Had it come to this so quickly? I was actually looking forward to tearing into a meal of charred rodent on a stick? I scowled at the streak of ash marring Varens's moccasin. “How long will it take to get to the castle from here?”

Lexi spoke up. “It's two hours south.”

Is that all?
A quarter had been flipped, but it had not fallen and now it spun, caught in a loop of an endless rotation. I needed that sucker to land. To read the verdict, be it heads or tails.

I could wait to eat.

*   *   *

I turned to Mouse. “You said that the Gatekeeper took you through a tunnel that brought you out of the castle.”

Trowbridge stiffened with interest.

“Aye,” said Mouse. “And you want me to tell you where to find it.”

“Yup.”

“Make me one of you. I heard every word you spoke in the cave. And I know that the Son of Lukynae and the Brave Hedi of Creemore have come to lead the Raha'ells to a better world or die trying to do so. I want to fight with you.”

You see? This is precisely how myths are made. A wisp of truth is taken, gilded with gold leaf, threaded through a silver needle, and sewn into a cloth fabricated by half-truths and complete fantasy. Mouse had listened, and processed incorrectly. And now—poof—I'd gone from a girl caught in a trap to “the Brave Hedi of Creemore,” the most unlikely addendum to a prophecy you'd ever meet.

His gaze burned mine. “Make me a Raha'ell.”

Right.
Like I had the power to do that.

Mouse continued his pitch. “Don't trust my mistress to show you the right way into the castle. She'd rather die at the hands of the Son of Lukynae than face what the Royal Court will do to her for her treachery. But I know where it is—she showed me. I'll take you right to it. And once inside the castle, I can get you food,” he bargained. “Meat for the Alpha and all the sweetlings you could wish for, Hedi of Creemore. Clothing too. Whatever else you need. Let me be there to see the walls come down. And after that the Fae can kiss my backside. I'll be one of you.”

One of you.

My gaze went to Trowbridge's.
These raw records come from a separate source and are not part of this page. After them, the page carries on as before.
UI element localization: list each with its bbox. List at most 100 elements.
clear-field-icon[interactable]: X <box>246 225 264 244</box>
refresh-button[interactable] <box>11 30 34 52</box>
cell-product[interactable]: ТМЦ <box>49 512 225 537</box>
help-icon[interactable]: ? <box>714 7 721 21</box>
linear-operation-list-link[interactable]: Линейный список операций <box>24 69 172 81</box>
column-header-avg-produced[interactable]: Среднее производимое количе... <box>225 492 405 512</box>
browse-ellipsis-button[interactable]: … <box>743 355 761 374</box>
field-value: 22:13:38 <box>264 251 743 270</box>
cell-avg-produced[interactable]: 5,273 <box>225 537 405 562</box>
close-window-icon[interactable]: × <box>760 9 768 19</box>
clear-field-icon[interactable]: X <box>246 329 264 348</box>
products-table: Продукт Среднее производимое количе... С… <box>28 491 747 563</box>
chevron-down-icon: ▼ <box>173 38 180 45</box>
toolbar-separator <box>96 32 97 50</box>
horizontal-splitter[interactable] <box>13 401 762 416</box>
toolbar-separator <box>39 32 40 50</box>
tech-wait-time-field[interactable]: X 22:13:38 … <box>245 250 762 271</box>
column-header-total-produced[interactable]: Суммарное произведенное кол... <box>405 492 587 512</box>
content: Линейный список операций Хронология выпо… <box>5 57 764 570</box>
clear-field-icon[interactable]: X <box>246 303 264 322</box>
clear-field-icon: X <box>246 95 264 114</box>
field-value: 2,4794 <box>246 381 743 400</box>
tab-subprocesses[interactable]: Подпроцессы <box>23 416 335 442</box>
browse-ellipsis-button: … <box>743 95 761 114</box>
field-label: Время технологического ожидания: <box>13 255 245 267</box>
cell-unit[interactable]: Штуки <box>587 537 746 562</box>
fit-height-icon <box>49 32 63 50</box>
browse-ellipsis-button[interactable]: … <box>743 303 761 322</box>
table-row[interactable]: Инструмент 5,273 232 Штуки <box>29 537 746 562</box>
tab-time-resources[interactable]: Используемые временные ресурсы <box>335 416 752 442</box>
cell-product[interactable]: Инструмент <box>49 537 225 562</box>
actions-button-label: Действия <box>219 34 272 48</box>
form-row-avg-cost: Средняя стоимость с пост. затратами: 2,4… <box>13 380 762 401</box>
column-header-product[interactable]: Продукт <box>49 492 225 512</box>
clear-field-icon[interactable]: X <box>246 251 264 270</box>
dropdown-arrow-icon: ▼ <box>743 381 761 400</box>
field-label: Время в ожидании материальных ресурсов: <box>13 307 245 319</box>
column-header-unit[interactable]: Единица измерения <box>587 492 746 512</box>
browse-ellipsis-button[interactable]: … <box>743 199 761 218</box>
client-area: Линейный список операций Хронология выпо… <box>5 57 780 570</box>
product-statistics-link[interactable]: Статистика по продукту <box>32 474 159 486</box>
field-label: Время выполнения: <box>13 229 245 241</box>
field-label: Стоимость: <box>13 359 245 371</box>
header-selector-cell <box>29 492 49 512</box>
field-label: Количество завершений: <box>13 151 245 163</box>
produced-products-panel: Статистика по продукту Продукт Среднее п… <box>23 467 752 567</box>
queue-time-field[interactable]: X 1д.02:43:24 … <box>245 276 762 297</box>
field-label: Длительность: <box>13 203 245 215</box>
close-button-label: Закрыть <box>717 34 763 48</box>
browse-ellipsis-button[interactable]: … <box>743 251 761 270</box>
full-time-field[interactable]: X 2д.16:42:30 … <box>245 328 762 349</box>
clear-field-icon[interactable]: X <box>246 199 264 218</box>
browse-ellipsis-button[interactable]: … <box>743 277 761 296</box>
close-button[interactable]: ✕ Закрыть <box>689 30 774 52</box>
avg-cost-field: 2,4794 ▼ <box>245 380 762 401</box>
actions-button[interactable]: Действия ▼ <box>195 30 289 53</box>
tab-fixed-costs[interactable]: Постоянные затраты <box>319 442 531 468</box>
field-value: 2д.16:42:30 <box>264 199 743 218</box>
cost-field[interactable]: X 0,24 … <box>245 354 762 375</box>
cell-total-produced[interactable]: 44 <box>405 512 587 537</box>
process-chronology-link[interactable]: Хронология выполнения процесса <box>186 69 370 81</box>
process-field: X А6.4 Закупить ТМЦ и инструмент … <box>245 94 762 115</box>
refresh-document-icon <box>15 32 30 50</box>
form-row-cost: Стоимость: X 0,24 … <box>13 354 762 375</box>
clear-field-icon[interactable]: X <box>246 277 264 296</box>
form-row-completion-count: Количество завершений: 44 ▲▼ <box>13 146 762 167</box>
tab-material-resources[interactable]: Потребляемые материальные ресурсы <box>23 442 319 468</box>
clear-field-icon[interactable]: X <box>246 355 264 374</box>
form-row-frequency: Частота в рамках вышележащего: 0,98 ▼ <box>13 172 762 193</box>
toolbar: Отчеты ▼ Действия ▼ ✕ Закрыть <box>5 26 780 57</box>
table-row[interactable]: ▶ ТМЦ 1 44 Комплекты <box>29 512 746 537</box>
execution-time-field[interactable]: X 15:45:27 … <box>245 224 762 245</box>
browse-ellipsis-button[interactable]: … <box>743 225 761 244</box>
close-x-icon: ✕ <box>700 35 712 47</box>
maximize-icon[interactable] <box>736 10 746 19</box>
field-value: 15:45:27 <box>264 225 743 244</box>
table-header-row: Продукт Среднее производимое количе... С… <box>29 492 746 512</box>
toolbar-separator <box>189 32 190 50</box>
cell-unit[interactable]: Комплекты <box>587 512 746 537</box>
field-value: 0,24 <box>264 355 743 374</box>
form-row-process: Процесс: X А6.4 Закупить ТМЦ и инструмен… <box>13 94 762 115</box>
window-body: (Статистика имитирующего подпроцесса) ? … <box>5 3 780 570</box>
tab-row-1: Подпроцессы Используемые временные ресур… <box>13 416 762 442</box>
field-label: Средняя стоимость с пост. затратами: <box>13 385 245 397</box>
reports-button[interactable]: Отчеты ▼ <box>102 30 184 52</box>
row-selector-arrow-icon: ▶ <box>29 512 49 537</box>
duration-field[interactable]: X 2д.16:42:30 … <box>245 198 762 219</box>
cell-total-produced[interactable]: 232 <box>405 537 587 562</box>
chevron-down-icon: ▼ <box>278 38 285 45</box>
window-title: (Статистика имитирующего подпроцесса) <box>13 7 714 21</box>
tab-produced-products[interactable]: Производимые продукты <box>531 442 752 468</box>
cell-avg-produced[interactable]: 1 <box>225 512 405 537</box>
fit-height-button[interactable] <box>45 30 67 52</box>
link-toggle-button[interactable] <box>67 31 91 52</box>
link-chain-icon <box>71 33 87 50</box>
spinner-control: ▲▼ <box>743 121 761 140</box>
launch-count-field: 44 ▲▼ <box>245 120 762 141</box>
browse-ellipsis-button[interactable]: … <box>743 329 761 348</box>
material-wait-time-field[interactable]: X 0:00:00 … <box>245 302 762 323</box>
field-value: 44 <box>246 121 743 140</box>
His expression was hard to read, but his eyes asked me silently,
Can we trust him?

Mouse waited for my verdict. Thumbs up. Thumb down.

Would it be kinder to leave him? To let him carry on until he drank the last drop of his stash of sun potion? For if we brought Mouse into our epic quest, his blood would be almost certainly staining my hands.

These were the sort of decisions an Alpha makes.

You asked for equal partnership.

You got it.

My nod to Trowbridge was slight and far more reluctant than sage. The Son of Lukynae considered the teenager, then said, “I only take men who are willing to fight.”

“I am willing to fight.”

“And willing to die.”

Mouse didn't so much as blink. “That too.”

“Say it.”

“I'm willing to die.”

My stomach twisted again.

“You'll have to find your rank among them,” said Trowbridge. “You'll be at the bottom until you prove yourself deserving to be higher. Now, do you want to be known as Mouse or by another name?”